Motor trade policies are typically tailored to a business’s specific requirements, so it’s worth thinking about what kind of risks and activities you actually want to be insured: this means that you won’t get a shock when a claim is rejected as uninsured, and also that you’re not paying for cover you don’t actually need.

The following are some of the most common aspects that can be covered by motor trade policies:

Road risk: If you take vehicles onto the public highway then you need road risk cover. This could be the case if your staff are delivering cars to buyers, or if you run a mechanics business and you need to take cars out to check faults. If your business doesn’t require vehicles to be driven on public roads, you could consider parts-only cover, which is much more basic.

As with normal motor insurance, you can opt for road risk cover which is comprehensive, third-party, or third-party, fire and theft.

Employers’ liability insurance: This protects your business against claims from your staff – you should have this if you have employees regardless whether they’re driving vehicles or not.

Public liability insurance: This covers you and your workers against claims made by customers or members of the public.

Product liability insurance: This offers your business protection if you fit a new part to a customer’s vehicle, but the part then turns out to be defective.

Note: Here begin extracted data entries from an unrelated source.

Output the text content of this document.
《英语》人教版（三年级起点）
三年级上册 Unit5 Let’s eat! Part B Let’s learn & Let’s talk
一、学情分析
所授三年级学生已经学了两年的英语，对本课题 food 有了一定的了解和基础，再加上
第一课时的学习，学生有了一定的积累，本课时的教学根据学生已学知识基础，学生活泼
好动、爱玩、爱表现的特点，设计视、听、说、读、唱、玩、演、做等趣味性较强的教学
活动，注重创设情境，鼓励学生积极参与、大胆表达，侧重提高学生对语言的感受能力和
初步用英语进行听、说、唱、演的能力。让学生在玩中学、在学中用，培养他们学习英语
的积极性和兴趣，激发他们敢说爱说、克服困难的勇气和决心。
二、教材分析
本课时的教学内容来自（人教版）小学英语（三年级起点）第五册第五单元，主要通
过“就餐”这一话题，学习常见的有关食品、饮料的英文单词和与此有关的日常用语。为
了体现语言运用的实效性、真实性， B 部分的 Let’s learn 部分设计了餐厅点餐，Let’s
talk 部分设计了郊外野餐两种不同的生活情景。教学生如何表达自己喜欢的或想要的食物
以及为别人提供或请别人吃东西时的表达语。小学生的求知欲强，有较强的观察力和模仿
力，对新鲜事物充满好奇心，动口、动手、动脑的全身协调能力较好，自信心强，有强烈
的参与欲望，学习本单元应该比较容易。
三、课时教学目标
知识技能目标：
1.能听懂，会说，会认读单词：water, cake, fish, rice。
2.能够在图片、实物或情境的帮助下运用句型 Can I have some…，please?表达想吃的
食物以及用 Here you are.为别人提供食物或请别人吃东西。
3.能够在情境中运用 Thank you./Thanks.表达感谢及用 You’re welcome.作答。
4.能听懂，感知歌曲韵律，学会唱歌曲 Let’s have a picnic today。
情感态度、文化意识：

Material damage cover: This covers any vehicles or equipment you own, for example if you run a motor dealership it means your unsold vehicles are insured. Such insurance may automatically increase in value during peak registration periods in March and September.

Combined motor trade insurance: This would cover your business for the likes of road risk as well as equipment and even your premises. It may be cheaper to take out this sort of cover rather than several separate policies, but be sure to check it insures all the relevant parts of your business to a sufficient extent.

Extra drivers: For many businesses, it’s important that their trade policy covers all their staff. But opting for an “any driver” policy is likely to be more expensive than either naming any insured drivers on the policy, or limiting cover to just a handful of employees.

Vehicle types: If you need your insurance to cover your staff to drive vehicles from cars to vans and even HGVs, it’s likely to be much more expensive. Make sure your policy covers you only for the vehicles you need to drive.

We don' currently compare motor trade insurance.